- 4 Mayıs 2011
- 24.320
- 45.695
- 798
- Konu Sahibi almila_turan1071
-
- #21
Bende kaldıramadım üstünden okadar zaman geçmesine rağmen hala ara ara aklıma gelir ağlarım biyerde telsiz sesi duysam titremeye başlarım devriye arabası görsem nabız atışım artar terlerim nefesim daralır...O zamanlar merkezden başka polisler gelip beni teselli etmişti genelleme yapmayın her meslekte böyle karaktersizler var diye ama buna rağmen geçmedi o travma işte...Acaba sizin haricinizde baska kaç kişinin başını yaktı. Siz tek degilsiniz bence.
En korktugum mesleğini bu şekilde kötüye kullanan insanlar.
Ben sanırım kaldıramazdım çok ağır bir olay bu çok çok geçmiş olsun size
Darısı ilahi adaleti bekleyenlerin başına...Yıllar öncesi üniversitedeyken, maddi, manevi sorunlarım sebebiyle, 38 kiloya kadar düşmüştüm, esmer tenli ve saçlarım siyah boyalıydı, gözaltlarım ise sigara kullanmam, geceleri uyumamam ve aşırı zayıf olmam nedeniyle mosmordu,kapatıcıda kullanmazdım, el hasıl bulunduğum yer olaysızdı, çok küçüktü ve ordaki canı sıkılan Komiserin dikkatini çekmiştim, uyuşturucu kullandığımdan şüphelenip hakkında ihbar var diye yalan söyleyerek beni gözaltına aldırmıştı, hayatımda ilk defa başıma böyle bişey geliyordu ve o gün adetliydim ped vardı üst aramam yapılırken oraya bile el atılması beni aşırı sinirlendirmişti, Savcılıktan arama emri olmadan beni bu şekilde usülsüz arama hakkınız yok, sizi şikayet edeceğim demiştim.

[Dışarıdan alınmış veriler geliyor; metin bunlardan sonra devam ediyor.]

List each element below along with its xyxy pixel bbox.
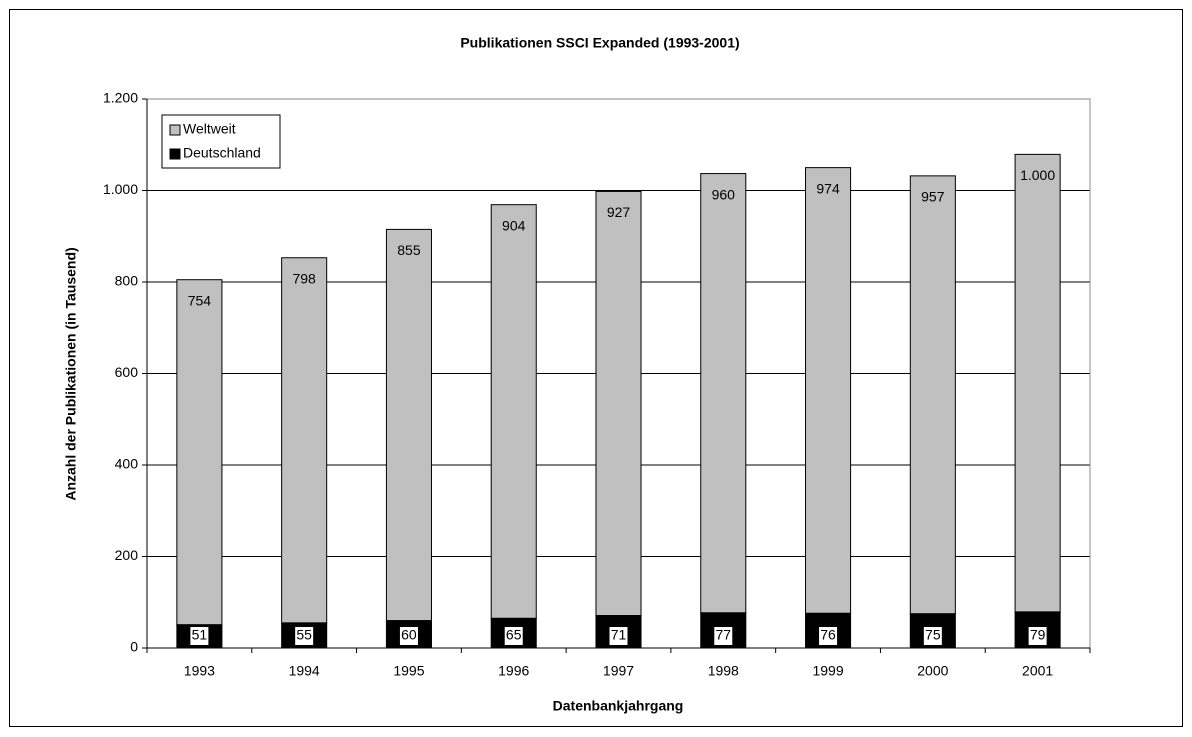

Bahsettiğim Komiser şikayet edeceğim dediğim zaman, üstümden uyuşturucu çıkmadığı halde bana sanki çıkmış gibi tutanak imzalatmaya çalışmıştı, bende fark edip tutanağı fırlatmıştım ve sonra emrindeki 8 tane memuru ile beraber bu sözlerim nedeniyle bana hakaret ve tehtitten dava açmıştı, tutanağa ise ana avrat sanki ben etmişim gibi kendi ağzından bir ton küfür yazdırmıştı. Onun ve attığı iftiralar sebebiyle haksız yere 2 sene ceza almıştım, (daha önce sabıkam olmadığı için ertelenmişti) ve kendisini merkezdeki amirlerine şikayet ettiğimde, kendini savunmak için bana torbacı diye iftira atmıştı, alnıma vurduğu bu damga pulu nedeniyle intiharın eşiğine gelmiştim... 45 yaşındaki adam işi gücü bırakıp 22 yaşındaki kızla en önemlisi gurbette tek başına okumaya çalışan zavallı bir öğrenciyle uğraşıyordu ve dışardan bakınca adama benzediği koskoca komiser olarak göründüğü için içindeki karaktersizden kimsenin haberi yoktu ve buyüzden bana kimse inanmıyordu...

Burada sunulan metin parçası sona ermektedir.